These wines, which were gold or double gold winners at this year’s San Francisco International Wine Competition, show the strengths and weaknesses of wine competitions. It’s not that the wines are bad or didn’t deserve the medals they got, but that the results speak to the perspective that the judges bring. In this case, three-quarters of the judges were from California, and many of the wines I tasted showed that perspective — pricey, fruity, and oaky, with lots of alcohol. How about a 15.1 percent tannat?
It’s this perspective that is overlooked when we debate the merits of wine competitions. How can a wine — technically well-made and delicious — do well if the judges don’t appreciate its style?

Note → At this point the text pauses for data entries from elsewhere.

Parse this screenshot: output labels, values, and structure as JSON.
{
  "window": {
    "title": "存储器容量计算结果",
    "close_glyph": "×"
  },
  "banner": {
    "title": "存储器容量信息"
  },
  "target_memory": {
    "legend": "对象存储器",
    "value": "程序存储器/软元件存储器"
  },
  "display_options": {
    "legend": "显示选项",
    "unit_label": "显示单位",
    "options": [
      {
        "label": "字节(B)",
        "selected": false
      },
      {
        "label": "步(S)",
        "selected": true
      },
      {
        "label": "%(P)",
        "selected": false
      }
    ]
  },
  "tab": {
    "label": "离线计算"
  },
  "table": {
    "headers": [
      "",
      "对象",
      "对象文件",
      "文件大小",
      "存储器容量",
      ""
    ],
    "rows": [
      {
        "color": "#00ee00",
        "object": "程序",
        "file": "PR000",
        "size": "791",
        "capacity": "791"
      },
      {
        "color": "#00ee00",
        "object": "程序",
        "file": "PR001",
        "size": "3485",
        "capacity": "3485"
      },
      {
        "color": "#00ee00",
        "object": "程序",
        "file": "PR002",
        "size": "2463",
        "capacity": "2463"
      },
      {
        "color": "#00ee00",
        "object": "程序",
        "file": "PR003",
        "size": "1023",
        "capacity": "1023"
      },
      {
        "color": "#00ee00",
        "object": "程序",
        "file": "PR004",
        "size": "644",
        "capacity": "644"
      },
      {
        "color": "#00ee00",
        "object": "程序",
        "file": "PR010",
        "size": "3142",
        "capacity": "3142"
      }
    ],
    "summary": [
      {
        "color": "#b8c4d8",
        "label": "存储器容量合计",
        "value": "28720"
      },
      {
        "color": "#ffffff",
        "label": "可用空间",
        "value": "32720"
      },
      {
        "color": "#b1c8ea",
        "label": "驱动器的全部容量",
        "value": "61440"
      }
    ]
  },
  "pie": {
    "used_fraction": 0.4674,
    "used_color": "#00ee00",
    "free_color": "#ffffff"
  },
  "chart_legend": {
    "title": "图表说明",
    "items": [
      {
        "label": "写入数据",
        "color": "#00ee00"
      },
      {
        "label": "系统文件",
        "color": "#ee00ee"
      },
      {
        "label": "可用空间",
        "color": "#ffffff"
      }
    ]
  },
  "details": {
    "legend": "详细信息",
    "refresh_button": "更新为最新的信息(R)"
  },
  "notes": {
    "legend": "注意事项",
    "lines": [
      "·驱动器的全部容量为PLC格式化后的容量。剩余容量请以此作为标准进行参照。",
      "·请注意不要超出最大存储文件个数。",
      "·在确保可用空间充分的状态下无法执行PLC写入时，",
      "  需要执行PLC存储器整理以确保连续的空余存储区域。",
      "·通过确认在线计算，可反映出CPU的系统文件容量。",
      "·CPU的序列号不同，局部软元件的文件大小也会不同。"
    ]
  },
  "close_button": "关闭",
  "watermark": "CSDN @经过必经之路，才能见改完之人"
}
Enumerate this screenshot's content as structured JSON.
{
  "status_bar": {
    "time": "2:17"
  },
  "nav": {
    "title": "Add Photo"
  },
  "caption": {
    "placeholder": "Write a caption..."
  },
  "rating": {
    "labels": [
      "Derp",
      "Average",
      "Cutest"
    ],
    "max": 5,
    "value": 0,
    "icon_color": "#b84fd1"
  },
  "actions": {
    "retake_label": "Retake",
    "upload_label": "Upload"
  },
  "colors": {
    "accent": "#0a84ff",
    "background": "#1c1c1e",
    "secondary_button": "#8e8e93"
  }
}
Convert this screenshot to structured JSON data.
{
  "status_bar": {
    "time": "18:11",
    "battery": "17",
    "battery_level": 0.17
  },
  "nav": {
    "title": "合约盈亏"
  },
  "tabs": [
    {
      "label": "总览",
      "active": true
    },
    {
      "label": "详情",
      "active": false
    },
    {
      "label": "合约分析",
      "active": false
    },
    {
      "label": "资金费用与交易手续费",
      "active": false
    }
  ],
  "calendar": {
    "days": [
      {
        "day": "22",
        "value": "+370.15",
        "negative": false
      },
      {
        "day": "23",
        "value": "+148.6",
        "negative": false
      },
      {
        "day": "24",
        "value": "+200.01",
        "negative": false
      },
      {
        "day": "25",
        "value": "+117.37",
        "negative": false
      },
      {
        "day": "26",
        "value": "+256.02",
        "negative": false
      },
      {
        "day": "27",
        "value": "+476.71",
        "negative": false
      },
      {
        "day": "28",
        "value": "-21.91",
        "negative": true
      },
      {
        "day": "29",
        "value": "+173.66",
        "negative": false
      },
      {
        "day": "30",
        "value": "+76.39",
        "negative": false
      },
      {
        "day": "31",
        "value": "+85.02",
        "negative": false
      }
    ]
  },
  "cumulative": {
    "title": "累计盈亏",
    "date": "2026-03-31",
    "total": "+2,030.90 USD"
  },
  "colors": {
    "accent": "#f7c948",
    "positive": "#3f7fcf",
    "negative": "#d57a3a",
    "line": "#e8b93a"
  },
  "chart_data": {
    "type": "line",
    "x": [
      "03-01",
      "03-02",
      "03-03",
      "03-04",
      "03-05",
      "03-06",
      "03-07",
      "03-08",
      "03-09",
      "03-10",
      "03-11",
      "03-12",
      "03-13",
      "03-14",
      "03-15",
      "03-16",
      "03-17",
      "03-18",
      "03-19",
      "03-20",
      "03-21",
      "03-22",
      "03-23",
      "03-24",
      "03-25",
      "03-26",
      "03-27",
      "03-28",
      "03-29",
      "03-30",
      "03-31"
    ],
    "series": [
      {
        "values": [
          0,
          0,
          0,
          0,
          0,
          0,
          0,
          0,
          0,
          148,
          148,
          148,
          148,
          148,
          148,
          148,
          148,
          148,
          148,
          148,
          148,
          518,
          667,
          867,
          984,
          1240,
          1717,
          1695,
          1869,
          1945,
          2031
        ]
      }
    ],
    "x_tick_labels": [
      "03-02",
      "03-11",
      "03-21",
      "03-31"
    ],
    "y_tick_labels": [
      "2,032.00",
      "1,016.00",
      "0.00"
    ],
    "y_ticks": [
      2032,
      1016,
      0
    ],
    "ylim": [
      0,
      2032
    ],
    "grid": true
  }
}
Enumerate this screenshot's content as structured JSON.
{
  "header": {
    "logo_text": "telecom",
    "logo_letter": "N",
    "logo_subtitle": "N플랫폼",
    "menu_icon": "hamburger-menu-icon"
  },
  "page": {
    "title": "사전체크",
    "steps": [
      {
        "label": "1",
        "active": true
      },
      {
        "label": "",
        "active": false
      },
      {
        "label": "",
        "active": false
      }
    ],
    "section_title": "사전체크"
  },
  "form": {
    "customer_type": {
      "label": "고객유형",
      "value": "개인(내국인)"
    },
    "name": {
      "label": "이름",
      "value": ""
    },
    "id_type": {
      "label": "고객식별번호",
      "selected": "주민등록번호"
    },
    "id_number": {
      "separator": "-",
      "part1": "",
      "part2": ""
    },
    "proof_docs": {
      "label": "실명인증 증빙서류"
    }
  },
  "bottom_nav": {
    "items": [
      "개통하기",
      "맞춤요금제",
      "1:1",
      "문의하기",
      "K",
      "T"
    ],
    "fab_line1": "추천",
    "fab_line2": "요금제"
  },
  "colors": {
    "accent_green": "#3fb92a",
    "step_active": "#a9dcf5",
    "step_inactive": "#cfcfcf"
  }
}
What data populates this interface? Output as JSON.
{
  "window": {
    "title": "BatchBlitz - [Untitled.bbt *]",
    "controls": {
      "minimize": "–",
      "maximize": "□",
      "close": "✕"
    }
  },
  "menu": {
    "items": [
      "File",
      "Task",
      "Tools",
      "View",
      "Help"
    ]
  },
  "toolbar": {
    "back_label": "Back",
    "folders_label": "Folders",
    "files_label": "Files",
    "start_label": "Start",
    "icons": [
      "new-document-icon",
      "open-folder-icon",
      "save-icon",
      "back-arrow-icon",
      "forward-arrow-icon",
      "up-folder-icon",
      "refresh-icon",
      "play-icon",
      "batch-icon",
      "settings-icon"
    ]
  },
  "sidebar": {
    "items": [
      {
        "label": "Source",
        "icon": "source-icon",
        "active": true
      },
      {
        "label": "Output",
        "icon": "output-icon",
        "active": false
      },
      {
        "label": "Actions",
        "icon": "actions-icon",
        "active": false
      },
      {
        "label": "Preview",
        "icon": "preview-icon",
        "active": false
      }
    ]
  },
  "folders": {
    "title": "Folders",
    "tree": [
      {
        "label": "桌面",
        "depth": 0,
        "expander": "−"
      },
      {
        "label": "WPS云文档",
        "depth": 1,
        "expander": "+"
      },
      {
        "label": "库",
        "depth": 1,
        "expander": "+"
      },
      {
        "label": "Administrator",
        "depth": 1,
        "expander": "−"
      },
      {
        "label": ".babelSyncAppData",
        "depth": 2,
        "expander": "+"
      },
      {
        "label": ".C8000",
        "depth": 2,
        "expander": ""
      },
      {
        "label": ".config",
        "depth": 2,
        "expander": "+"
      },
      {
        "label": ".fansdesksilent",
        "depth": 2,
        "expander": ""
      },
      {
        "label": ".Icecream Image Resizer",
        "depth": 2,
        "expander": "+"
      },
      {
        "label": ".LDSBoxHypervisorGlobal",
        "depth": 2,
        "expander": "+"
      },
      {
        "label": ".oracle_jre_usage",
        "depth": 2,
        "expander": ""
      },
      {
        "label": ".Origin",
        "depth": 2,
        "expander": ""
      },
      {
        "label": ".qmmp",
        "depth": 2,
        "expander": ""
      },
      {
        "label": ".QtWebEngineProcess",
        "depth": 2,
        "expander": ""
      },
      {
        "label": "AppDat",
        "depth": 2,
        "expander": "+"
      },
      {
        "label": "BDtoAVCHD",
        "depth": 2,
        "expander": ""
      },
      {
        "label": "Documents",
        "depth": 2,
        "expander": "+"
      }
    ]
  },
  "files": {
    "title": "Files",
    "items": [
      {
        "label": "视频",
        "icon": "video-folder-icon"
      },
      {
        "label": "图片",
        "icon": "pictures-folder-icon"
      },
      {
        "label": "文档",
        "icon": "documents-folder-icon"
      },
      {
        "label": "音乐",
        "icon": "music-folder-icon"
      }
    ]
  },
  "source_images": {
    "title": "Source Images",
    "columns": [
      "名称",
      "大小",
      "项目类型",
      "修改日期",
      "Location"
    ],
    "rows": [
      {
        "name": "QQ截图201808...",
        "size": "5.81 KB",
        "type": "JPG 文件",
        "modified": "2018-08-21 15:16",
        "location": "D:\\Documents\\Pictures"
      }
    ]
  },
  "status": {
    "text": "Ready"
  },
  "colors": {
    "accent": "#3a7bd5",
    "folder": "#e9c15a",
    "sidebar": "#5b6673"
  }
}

The biggest problem I have when judging is being fair to the kinds of wines like those that won at the San Francisco competition. I find them difficult to enjoy and so mark them down. But at least I know I do this and make an effort. Hopefully, this idea of perspective is something that competition organizers take into account when they select judges.
Having said this, I tasted some terrific wines when the San Francisco wine competition did its Dallas road show last week (and the tannat, if not to my taste, was a wonder of winemaking skill). Check them out after the jump:
? Riondo Prosecco Spago Nero NV ($12, sample, 10.5%): The biggest Prosecco producers always seem to do well at competitions; for whatever reason, making millions of cases doesn’t seem to affect quality the way it does with some still wines. This gold-medal Italian bubbly is frizzier and more complex than many proseccos, not as sweet, and has orange and lime fruit.
? Sileni Estates The Straits Sauvignon Blanc 2013 ($16, sample, 13%): New Zealand white was named sauvignon blanc of the competition, and shows a tropical middle balanced by crispness on the back and reasonably restrained citrus (lime?) on the front. More sophisticated than many at its price, and a fine value.
? Babich Pinot Noir 2013 ($20, sample, 13.5%): This red was my favorite of the tasting. Tasted like point noir, for one thing, earthy and spicy with refined tannins and cherry fruit. I’ve rarely had a New Zealand pinot noir that was this well made despite years of trying.
? Balcon Canario Tacoronte Acentejo 2013 ($11, sample, 13%): This double-gold red blend from the Canary Islands will be almost impossible to find in the U.S., which is a shame. It’s cheap wine as cheap wine should be — earthy and zesty with just enough red fruit.
? Petr Vacenovsky B/V Riesling 2013 ($17, sample, 10%): This Czech wine was named best white and best riesling, a surprising choice given how different it is from so many of the others. It’s off-dry, but the sweetness is barely noticeable among the lemon fruit and a sort of pleasant oiliness. Very well done and terroir-driven. And this wine will be impossible to find. Winemaker David Piskor said there were only about 400 cases made, and there is no U.S. distribution.
? Maryhill Winery Syrah 2011 ($17, sample, 14.2%): This double-gold red is why Washington state is so well-known for syrah. Rich, with an almost bacon fat aroma, dark cherry fruit, spice and earth and still very fresh.